Entering edit mode
9.0 years ago
PAn
▴
20
I need to write a perl script to read gzipped fastq files from a text file list of their paths and then concatenate them together and output to a new gzipped file. (I need to do this in perl as it will be implemented in a pipeline) I am not sure how to accomplish the zcat and concatenation part, as the file sizes would be in Gbs, I need to take care of the storage and run time as well.
So far I can think of it as -
use strict;
use warnings;
use IO::Compress::Gzip qw(gzip $GzipError);
#-------check the input file specified-------------#
$num_args = $#ARGV + 1;
if ($num_args != 1) {
print "\nUsage: name.pl Filelist.txt \n";
exit;
$file_list = $ARGV[0];
#-------------Read the file into arrray-------------#
my @fastqc_files; #Array that contains gzipped files
use File::Slurp;
my @fastqc_files = $file_list;
#-------use the zcat over the array contents
my $outputfile = "combined.txt"
open(my $combined_file, '>', $outputfile) or die "Could not open file '$outputfile' $!";
for my $fastqc_file (@fastqc_files) {
open(IN, sprintf("zcat %s |", $fastqc_file))
or die("Can't open pipe from command 'zcat $fastqc_file' : $!\n");
while (<IN>) {
while ( my $line = IN ) {
print $outputfile $line ;
}
}
close(IN);
my $Final_combied_zip = new IO::Compress::Gzip($combined_file);
or die "gzip failed: $GzipError\n";
Somehow I am not able to get it to run. Can anyone share if there is simpler/ correct method to accomplish this? Thanks!
using zcat and compressing is useless: A: How To Merge Two Fastq.Gz Files?
What would be better way to combine gzip files then? I need to basically stitch them together, not just combine gzip files into one big gzip file (and I need to take the GBs size of file into account too)
The point is that "stitching them together" just means concatenating them. There is no difference. You can do this in one line (without perl) as Pierre's comment suggests.
Thanks Pierre and Sean, I understand its better to run it as one line command rather than perl but I really need to run it in perl, as I need to implement it in a pipeline which has other components, config files and XML caller etc. I will give it another shot, else will tell the collaborators to settle with one liner ( I prefer it as well)!

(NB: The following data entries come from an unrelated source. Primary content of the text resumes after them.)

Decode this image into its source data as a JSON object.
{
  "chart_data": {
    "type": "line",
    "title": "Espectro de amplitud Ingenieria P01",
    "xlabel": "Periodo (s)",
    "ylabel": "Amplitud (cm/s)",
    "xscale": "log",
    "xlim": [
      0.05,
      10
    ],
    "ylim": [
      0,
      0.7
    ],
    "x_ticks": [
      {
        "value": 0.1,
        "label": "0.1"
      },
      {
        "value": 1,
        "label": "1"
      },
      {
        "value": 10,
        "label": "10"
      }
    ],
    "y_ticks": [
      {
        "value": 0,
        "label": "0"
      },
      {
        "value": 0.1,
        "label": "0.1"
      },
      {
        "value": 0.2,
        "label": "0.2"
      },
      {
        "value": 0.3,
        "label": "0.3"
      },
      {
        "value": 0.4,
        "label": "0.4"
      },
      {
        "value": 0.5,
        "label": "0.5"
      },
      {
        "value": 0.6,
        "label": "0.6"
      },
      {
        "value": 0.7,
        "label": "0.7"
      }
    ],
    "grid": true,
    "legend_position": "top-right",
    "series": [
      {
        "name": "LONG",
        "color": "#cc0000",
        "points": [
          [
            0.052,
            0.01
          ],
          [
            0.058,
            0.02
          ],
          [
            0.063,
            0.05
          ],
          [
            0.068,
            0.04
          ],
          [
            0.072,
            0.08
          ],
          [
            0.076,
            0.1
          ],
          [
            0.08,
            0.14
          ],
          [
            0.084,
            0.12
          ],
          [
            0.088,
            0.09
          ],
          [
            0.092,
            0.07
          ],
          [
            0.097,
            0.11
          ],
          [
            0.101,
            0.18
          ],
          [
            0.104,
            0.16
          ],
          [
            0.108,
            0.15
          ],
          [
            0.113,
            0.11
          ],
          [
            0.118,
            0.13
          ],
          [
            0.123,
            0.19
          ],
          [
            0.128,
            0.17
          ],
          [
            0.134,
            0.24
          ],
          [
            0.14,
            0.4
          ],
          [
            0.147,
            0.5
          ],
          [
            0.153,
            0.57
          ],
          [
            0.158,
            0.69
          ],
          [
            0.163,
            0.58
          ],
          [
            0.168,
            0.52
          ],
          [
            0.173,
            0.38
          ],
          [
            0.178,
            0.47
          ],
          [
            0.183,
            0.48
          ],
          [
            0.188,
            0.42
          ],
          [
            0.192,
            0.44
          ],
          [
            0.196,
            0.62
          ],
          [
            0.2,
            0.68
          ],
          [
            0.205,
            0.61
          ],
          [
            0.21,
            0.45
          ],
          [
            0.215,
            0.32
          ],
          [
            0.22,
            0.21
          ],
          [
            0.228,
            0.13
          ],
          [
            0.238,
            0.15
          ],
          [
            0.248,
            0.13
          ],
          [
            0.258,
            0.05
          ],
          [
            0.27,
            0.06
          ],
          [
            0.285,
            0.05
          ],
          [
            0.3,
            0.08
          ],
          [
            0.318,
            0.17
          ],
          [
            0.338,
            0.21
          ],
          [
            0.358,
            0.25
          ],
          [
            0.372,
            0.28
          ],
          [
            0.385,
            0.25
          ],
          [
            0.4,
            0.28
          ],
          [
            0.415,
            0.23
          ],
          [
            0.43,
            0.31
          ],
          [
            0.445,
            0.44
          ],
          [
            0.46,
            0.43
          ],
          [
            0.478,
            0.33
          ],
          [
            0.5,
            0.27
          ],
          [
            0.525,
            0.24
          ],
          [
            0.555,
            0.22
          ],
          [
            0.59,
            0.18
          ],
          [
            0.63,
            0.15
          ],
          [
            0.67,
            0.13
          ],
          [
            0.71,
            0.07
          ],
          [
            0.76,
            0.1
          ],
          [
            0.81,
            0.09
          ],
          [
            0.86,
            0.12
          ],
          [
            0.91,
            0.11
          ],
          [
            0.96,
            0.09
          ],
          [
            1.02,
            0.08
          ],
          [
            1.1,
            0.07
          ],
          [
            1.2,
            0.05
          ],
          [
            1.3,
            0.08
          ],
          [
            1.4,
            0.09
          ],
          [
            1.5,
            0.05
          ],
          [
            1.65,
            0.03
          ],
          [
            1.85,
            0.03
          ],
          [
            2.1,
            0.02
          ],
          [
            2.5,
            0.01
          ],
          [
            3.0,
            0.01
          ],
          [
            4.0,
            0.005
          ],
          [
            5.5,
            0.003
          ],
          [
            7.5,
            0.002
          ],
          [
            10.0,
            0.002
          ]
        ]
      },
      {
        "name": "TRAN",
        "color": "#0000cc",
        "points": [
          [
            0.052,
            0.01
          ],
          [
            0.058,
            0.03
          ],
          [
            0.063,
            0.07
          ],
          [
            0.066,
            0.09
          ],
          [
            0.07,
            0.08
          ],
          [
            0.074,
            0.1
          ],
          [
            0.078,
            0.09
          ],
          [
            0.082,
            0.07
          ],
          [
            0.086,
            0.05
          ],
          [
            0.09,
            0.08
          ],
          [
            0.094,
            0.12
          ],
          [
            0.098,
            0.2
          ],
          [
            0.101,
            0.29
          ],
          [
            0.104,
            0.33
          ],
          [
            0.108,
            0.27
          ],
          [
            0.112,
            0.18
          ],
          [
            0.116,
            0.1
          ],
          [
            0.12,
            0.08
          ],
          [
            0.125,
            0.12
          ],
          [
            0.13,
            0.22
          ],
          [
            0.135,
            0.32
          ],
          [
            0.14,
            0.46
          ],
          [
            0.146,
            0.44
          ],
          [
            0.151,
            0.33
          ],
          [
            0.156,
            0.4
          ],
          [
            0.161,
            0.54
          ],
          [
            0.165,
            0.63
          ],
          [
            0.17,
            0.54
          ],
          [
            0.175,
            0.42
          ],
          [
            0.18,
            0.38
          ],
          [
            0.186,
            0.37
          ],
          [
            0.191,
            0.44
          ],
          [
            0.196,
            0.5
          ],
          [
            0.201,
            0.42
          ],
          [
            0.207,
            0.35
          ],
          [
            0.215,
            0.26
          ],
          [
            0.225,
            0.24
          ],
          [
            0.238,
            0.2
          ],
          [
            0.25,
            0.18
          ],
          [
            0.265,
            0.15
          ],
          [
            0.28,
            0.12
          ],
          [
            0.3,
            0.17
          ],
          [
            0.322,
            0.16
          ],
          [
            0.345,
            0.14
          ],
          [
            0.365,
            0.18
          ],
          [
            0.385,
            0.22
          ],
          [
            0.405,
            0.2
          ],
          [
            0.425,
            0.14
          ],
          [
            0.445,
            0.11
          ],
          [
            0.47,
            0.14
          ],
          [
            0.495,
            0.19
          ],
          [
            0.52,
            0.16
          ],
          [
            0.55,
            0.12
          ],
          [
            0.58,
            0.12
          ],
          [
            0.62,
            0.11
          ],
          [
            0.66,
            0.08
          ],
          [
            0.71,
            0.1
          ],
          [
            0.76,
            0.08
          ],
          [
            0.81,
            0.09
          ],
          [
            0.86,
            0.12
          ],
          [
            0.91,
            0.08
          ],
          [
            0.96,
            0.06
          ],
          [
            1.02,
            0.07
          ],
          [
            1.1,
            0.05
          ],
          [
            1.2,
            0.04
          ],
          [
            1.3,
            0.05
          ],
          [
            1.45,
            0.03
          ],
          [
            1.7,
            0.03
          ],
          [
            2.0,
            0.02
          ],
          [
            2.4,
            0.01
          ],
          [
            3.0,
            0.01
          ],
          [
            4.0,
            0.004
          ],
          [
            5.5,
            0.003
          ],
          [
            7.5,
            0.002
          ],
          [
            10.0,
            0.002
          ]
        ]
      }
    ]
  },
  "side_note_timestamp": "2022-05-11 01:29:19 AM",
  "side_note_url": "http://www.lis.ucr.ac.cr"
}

You can run a shell command from perl. A little googling will tell you how.
Thanks Sean, yes I got it running by simply using system
zcat
command in script. Thanks!Glad it worked out for you. Remember to "remove" your output file before entering the loop so that if the script has failed, you don't simply append to the "bad" file.
Oh yes, thats right. Thanks for pointing it out. I have another question - can I use ARGV for input-file instead of specifying it in script. I tried modifying the script to
instead of specifying the path for input file
but it shows error, can you please point out, sorry it must be very trivial.
Thanks!
You'll definitely need to do a little reading on arguments in perl. For example:
http://alvinalexander.com/perl/perl-command-line-arguments-read-args
Yes working on the perl basics. Thanks, it works now!